Je n'étais pas sûr d'être prêt à lire une bande dessinée sur une relation père-fils, peut-être par peur d'y trouver des lieux communs qui serait venu jouer dans mon deuil. Mais finalement, cette relation est tellement loin de ma propre relation avec mon père que j'ai pu tout de même l'apprécier.
Je ne peux dire que j'ai été transporté par leur histoire. Je ne me suis pas attaché ni au père, ni au fils. Je pense tout de même que l'auteur a traité du sujet avec une grande vérité, avec sincérité.
Lu au travail en PDF (la chance de pouvoir lire des livres gratuitement sur mon temps de travail !)
Très touchant, je pense que mon père s’identifierait bien au personnage principal puisqu’ils sont de la même génération. Je pense que c’est un très bon cadeau de Noël à offrir à tous les papas, pour la nostalgie, pour se remettre en question, pour soigner ses relations pères -fils- petit-fils. Bref j’ai adoré.
Octobre 2025. C’est un roman graphique très intime et très beau. Pour une raison qui m’échappe, il ne m’a pas rejoint autant que je l’escomptais. Chose certaine, la mémoire c’est quelque chose de très personnel mais avec des moments universels. Je vais devoir décanter les émotions que j’ai ressentis, mais pour les fans de Tripp, c’est assurément une lecture incontournable.

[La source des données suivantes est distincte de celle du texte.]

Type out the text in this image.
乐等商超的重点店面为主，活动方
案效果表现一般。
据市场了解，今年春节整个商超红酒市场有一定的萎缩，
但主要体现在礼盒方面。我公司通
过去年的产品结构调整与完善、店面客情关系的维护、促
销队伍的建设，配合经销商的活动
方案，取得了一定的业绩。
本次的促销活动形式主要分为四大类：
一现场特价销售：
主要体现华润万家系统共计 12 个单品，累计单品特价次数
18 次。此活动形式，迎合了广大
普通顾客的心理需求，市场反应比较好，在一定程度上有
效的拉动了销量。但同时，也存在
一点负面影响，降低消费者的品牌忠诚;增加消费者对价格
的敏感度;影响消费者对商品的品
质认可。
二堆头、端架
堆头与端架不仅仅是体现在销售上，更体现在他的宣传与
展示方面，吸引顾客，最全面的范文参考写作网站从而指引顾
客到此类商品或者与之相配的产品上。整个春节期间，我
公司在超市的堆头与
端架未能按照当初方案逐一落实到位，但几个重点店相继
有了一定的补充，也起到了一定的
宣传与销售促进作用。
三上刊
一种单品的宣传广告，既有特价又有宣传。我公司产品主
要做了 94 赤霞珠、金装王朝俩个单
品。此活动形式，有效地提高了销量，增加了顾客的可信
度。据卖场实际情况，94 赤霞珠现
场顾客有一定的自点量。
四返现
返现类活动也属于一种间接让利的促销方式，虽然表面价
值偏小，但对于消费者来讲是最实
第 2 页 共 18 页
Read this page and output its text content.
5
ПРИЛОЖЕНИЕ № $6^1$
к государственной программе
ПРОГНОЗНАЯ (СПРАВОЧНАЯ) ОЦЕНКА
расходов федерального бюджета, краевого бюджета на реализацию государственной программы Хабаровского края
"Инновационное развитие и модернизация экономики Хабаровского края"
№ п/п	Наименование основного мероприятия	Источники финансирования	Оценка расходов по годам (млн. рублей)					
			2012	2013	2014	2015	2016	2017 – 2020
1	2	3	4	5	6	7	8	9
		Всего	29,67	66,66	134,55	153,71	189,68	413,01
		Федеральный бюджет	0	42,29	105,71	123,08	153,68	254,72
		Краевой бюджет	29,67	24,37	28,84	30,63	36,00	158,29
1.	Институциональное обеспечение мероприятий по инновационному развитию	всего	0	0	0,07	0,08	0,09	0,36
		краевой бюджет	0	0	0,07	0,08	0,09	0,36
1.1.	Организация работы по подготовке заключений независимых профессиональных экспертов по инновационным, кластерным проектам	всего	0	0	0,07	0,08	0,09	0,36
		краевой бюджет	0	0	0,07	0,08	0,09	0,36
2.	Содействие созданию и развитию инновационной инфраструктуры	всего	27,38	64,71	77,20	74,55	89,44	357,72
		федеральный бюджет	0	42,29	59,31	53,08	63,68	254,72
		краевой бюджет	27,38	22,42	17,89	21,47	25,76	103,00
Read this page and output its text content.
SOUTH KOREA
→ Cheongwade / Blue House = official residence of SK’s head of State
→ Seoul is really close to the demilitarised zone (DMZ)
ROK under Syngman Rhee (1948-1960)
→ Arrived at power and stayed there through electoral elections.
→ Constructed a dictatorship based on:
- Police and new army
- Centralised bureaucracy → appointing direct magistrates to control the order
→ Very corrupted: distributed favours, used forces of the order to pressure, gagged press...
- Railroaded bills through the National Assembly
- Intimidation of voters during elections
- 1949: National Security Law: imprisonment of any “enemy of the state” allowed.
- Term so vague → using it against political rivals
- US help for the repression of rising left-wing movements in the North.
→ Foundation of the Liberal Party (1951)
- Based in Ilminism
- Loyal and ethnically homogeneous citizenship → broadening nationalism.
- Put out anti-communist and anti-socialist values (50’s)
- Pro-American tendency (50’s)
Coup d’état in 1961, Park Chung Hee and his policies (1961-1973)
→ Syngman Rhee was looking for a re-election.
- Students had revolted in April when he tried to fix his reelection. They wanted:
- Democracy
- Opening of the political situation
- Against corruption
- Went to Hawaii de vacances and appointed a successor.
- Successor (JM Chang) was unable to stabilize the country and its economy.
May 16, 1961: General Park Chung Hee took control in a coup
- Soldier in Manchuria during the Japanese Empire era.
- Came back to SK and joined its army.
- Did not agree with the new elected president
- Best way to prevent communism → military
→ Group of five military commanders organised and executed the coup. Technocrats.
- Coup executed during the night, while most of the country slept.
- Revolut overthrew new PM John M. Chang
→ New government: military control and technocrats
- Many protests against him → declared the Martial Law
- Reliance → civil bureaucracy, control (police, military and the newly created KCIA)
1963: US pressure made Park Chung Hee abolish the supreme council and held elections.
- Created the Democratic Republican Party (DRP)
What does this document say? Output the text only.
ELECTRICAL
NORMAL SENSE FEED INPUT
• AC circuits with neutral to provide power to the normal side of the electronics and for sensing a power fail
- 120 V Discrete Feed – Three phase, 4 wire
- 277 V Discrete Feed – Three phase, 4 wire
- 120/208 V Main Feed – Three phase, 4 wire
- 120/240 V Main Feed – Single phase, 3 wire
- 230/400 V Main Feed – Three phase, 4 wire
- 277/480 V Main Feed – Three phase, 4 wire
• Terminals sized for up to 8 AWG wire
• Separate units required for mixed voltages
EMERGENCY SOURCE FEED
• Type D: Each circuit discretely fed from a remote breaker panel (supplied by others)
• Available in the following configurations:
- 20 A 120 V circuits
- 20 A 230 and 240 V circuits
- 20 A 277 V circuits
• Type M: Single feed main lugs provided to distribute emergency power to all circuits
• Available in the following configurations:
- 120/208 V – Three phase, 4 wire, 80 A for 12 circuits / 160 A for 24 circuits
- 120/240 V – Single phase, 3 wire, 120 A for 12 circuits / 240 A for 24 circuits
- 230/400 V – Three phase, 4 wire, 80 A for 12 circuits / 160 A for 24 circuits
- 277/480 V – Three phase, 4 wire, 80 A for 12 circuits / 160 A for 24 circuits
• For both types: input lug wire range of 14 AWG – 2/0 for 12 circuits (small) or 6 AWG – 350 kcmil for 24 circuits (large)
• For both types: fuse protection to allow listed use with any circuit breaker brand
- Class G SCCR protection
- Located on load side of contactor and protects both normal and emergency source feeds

"il faut accepter que nos parents sont de pauvres gens que personne n'a appris à être parent" j'arrondis vers le haut ; dans la continuité de le petit frère, une bd touchante qui retrace l'histoire d'une famille et d'une relation père-fils
Tiempo de lectura: 2 horas y media Idioma: Francés.
Novela gráfica autobiográfica en la que Tripp nos cuenta su relación con su padre. Es divertida, tierna y emotiva. Excelentes ilustraciones. Mantiene el interés de principio a fin.